Greek and Roman Historiography

The development of a Roman historiography grew out of the ashes of the old Greek democratic institutions that preceded its rise. The Romans did not rise from thin air, after all, with dominance by the Etruscans and the influence of Western Greek colonization informing the culture that surrounded Roman imperial beginnings. The Romans were not without their legends and fables of how the empire came to be, with the seven kings of Rome, the Romulus/Remus myth, and the fall of Tarquinius Superbus developing from individual stories to a collective consciousness about how Rome was formed. As Ernst Breisach says in “Historiography,” “For the individual Roman the past and the present were joined through the memories and records of the gens (kinspeople) and the family, sources that inspired piety and offered historical examples as standards for current conduct.”

Briesach is making a key point with this statement when considered along with Greek historiography, which is that Roman history was fragmented by the connection of time with kinship and rituals, while the Greeks were able to use generations to create a chronology. While Romans did not feel the need to make all the connections at once, Greek historians found it important to make sure that future generations of students could make heads or tails of their analyses.

These two historiographies, however, needed to reconcile each other in order to create a cohesive Mediterranean narrative. The Romans abdicated the use of the Greek language, because educational and historical structures in the budding Roman empire were results of Hellenization, or the use of regional leaders and structures to promote Greek leadership. This also served the purpose of gaining favor with the Greeks because their influence in the region was still fairly strong and such influence could ease transition to a more formal Roman imperial structure. The triumph of a unified Greco-Roman history was embodied in the work of Polybius in “Histories.”

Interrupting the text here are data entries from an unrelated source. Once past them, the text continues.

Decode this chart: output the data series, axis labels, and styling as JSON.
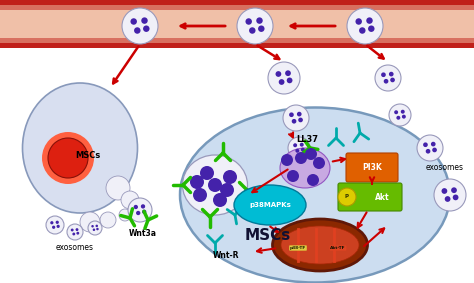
{
  "bg_color": "#ffffff",
  "labels": {
    "MSCs_left": "MSCs",
    "exosomes_left": "exosomes",
    "Wnt3a": "Wnt3a",
    "WntR": "Wnt-R",
    "LL37": "LL37",
    "PI3K": "PI3K",
    "p38MAPKs": "p38MAPKs",
    "Akt": "Akt",
    "P": "P",
    "MSCs_center": "MSCs",
    "exosomes_right": "exosomes"
  },
  "cell_colors": {
    "msc_left_fill": "#d8dff0",
    "msc_left_edge": "#8899bb",
    "nucleus_red": "#dd2010",
    "nucleus_glow": "#ff6040",
    "exosome_fill": "#f0f0f8",
    "exosome_edge": "#9999bb",
    "main_cell_fill": "#ccddf0",
    "main_cell_edge": "#7799bb",
    "mitochondria_outer": "#8b2800",
    "mitochondria_inner": "#b83010",
    "mito_lum": "#cc4020",
    "p38_fill": "#00bcd4",
    "p38_edge": "#007a99",
    "PI3K_fill": "#e06000",
    "PI3K_edge": "#b04000",
    "PAkt_fill": "#66bb00",
    "PAkt_edge": "#448800",
    "PAkt_circle": "#ddcc00",
    "green_receptor": "#22bb00",
    "teal_receptor": "#00aaaa",
    "arrow_color": "#cc0000",
    "tf_yellow": "#ddcc40",
    "tf_red": "#dd4422"
  },
  "purple_dots": "#4422aa",
  "vessel_outer": "#c0201a",
  "vessel_mid": "#d87060",
  "vessel_lumen": "#f0c0a8"
}
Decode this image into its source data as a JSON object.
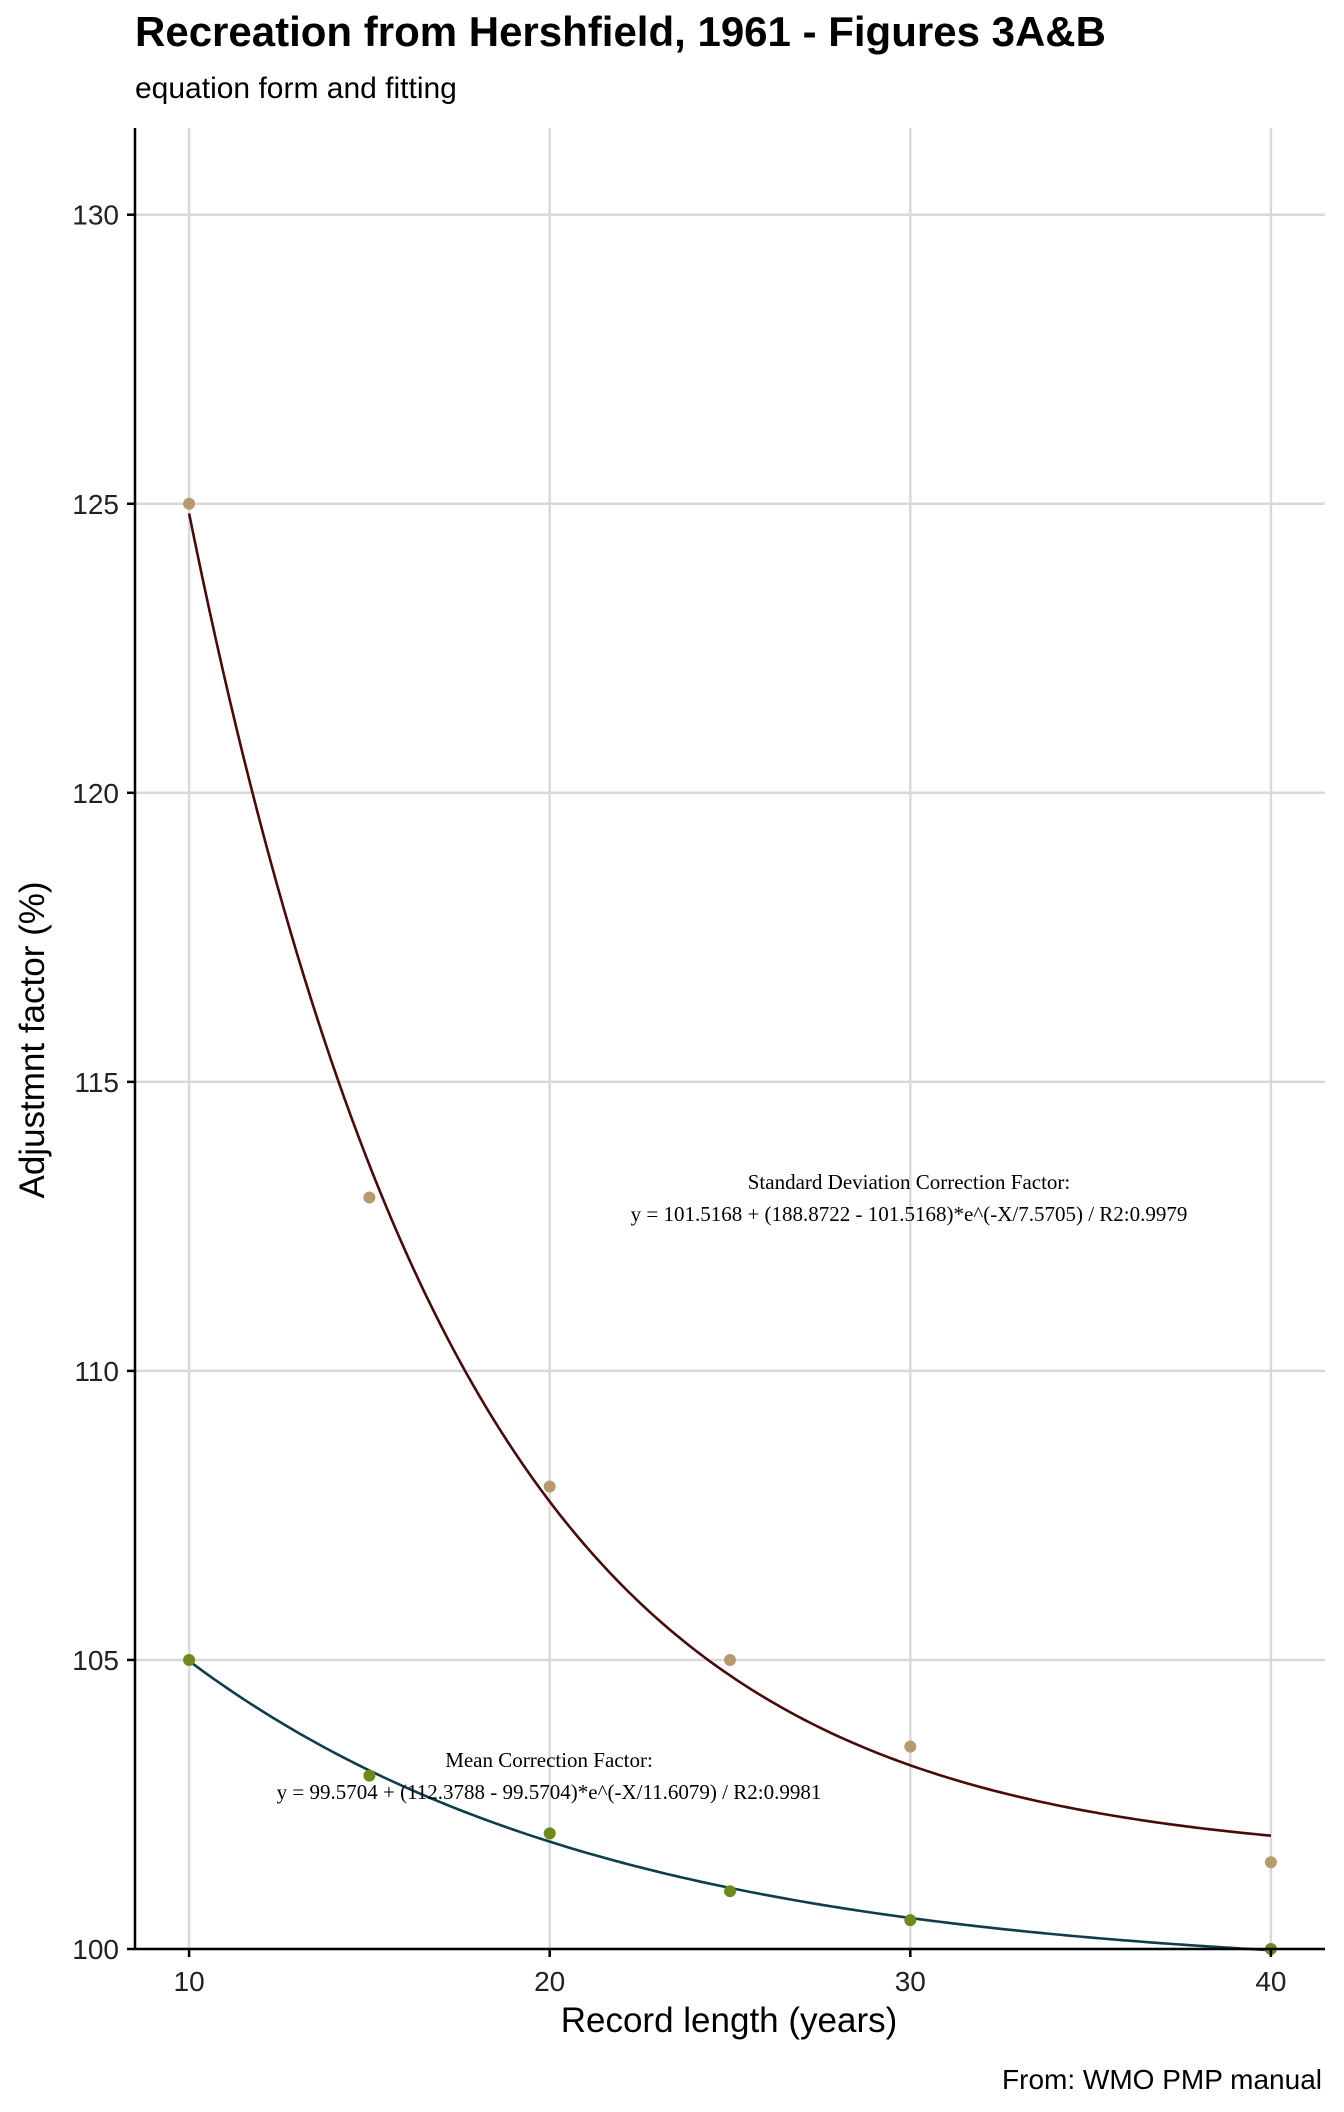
{
  "header": {
    "title": "Recreation from Hershfield, 1961 - Figures 3A&B",
    "subtitle": "equation form and fitting",
    "caption": "From: WMO PMP manual"
  },
  "chart_data": {
    "type": "scatter",
    "title": "Recreation from Hershfield, 1961 - Figures 3A&B",
    "subtitle": "equation form and fitting",
    "xlabel": "Record length (years)",
    "ylabel": "Adjustmnt factor (%)",
    "xlim": [
      8.5,
      41.5
    ],
    "ylim": [
      100,
      131.5
    ],
    "xticks": [
      10,
      20,
      30,
      40
    ],
    "yticks": [
      100,
      105,
      110,
      115,
      120,
      125,
      130
    ],
    "grid": true,
    "legend": "none",
    "series": [
      {
        "key": "std",
        "x": [
          10,
          15,
          20,
          25,
          30,
          40
        ],
        "y": [
          125,
          113,
          108,
          105,
          103.5,
          101.5
        ],
        "point_color": "#b89a70",
        "line_color": "#4a0a0a",
        "fit": {
          "form": "exp",
          "a": 101.5168,
          "b": 188.8722,
          "c": 7.5705,
          "xmin": 10,
          "xmax": 40
        }
      },
      {
        "key": "mean",
        "x": [
          10,
          15,
          20,
          25,
          30,
          40
        ],
        "y": [
          105,
          103,
          102,
          101,
          100.5,
          100
        ],
        "point_color": "#6e8a1a",
        "line_color": "#0f3e4a",
        "fit": {
          "form": "exp",
          "a": 99.5704,
          "b": 112.3788,
          "c": 11.6079,
          "xmin": 10,
          "xmax": 40
        }
      }
    ],
    "annotations": [
      {
        "key": "std",
        "line1": "Standard Deviation Correction Factor:",
        "line2": "y = 101.5168 + (188.8722 - 101.5168)*e^(-X/7.5705) / R2:0.9979"
      },
      {
        "key": "mean",
        "line1": "Mean Correction Factor:",
        "line2": "y = 99.5704 + (112.3788 - 99.5704)*e^(-X/11.6079) / R2:0.9981"
      }
    ]
  }
}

Widely considered the greatest of Greco-Roman history, Polybius constructed “Histories” around the theme of Rome’s rise. The thesis of “Histories” centered around questions of why Rome was able to do what the Greeks were incapable of doing, which was to establish a growing empire with strong control over its subjects. First, Polybius cited the Roman ability to balance attitudes on statesmanship, defense, and steadiness in the purpose of imperial rule. As well, the nature of a Roman republic was more stable and long lasting than that of the Greek democracy. In this, Polybius felt that strong rule over an empire was more sufficient to create order than a constitution ensuring checks and balances, which he felt would speed up the legitimization of rule by the elites. Finally, Polybius felt that at every encounter between Greek and Roman cultures, Fate and powers beyond politics gave the Romans advantages that allowed it greater rule.

In the interim between Greek and Roman dominance over the Mediterranean, the interactions between the two cultures not only proved the dominance of Greek education and intellectual endeavors but it helped shape a distinct Roman attitude towards pragmatism and politics. When the Romans expanded into the Greek sphere, both Roman attitude and Greek intelligence combined into a hybrid Greco-Roman culture. Instead of separating out those things which were distinctly Roman or Greek, the Roman empire became a practitioner of Greek ideas and economic markets which became vital to the centuries long success of Rome in Europe. Because of the cultural devices that informed historical study, the best sources of information on the era come from Greco-Roman, rather than competing Roman and Greek, historians and writers.